The Marietta Daily Journal reported Thursday that Williams, who suffered a stroke late last year, passed away this morning, and that in lieu of flowers, donations should be made to The B. J. Palmer Historic Home Foundation.
Funeral arrangements were to be announced.
Williams, who was 84, transformed the institution he founded as Life Chiropractic School on Barclay Drive in Marietta into the fully-fledged Life University, enrolling at its peak nearly 3,500 students in the 1990s.
While it remains the largest chiropractic school in the world, offering a doctorate degree in the field, Life also offers a master's degrees in health sciences, as well as undergraduate programs in the sciences, business administration and computer information management.
Life also had a well-rounded varsity athletics program, and was best-known for its men's rugby, track and field and cross country teams.
But major operational problems at Life in 2002 led to the disbanding of most sports and a temporary loss of its academic accreditation by the Council on Chiropractic Education, events which led to Williams' retirement.

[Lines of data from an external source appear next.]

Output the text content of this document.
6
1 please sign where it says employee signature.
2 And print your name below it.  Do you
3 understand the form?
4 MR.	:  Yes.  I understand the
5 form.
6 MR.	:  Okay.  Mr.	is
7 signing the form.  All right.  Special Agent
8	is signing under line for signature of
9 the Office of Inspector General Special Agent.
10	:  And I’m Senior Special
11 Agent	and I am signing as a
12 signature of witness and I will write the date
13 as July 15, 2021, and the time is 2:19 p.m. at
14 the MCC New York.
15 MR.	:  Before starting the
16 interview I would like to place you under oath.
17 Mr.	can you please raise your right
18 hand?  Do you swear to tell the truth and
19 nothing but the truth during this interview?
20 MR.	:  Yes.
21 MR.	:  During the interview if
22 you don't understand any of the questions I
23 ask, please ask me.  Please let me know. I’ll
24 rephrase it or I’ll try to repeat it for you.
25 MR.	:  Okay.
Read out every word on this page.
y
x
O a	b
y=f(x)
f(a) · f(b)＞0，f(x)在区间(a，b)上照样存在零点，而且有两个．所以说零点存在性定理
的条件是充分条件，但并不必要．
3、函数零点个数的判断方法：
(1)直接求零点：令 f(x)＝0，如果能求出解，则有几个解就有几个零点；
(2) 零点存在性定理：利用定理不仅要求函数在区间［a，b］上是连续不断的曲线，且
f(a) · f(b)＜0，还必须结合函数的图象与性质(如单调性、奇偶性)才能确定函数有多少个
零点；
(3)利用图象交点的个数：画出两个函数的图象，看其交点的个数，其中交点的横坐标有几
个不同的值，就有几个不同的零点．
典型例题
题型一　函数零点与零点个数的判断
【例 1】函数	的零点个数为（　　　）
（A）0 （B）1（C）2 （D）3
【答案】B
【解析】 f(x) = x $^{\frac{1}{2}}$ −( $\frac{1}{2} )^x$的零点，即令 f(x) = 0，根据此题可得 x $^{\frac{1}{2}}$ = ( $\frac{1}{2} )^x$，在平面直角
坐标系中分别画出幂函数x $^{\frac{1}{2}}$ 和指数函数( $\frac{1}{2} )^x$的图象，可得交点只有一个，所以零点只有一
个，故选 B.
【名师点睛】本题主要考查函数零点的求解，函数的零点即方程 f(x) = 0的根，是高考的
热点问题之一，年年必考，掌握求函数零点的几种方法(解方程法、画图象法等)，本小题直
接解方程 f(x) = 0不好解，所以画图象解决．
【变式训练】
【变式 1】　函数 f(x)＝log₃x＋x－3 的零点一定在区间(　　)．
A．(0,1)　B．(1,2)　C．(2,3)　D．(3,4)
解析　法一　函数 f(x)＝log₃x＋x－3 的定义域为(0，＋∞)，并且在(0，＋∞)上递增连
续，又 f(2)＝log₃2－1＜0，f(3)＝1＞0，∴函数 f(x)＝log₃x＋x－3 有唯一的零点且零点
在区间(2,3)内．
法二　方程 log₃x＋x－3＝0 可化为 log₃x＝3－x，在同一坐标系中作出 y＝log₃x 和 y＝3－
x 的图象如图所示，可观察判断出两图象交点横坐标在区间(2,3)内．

East Cobb Patch contributor Tim Langley, a chiropractor who attended Life, called Williams "a warrior and a lover of people and humanity."
Williams grew up in Atlanta and played football for the legendary coach Bobby Dodd at Georgia Tech.
A member of the Georgia Tech Athletic Hall of Fame, Williams hired former Yellow Jackets basketball standout Roger Kaiser to be a coach and athletic director at Life, positions he held until the athletics program was discontinued.
Kaiser is now the athletic director at Mt. Bethel Christian Academy in East Cobb.
A donors' profile on the Georgia Tech athletic website said Williams was inspired to study chiropractic care because of spinal injuries he suffered playing football.
He and his wife Nell studied chiropractic at the Palmer Chiropractic College in Davenport, Iowa. They moved back to the Atlanta area and began Life in 1974.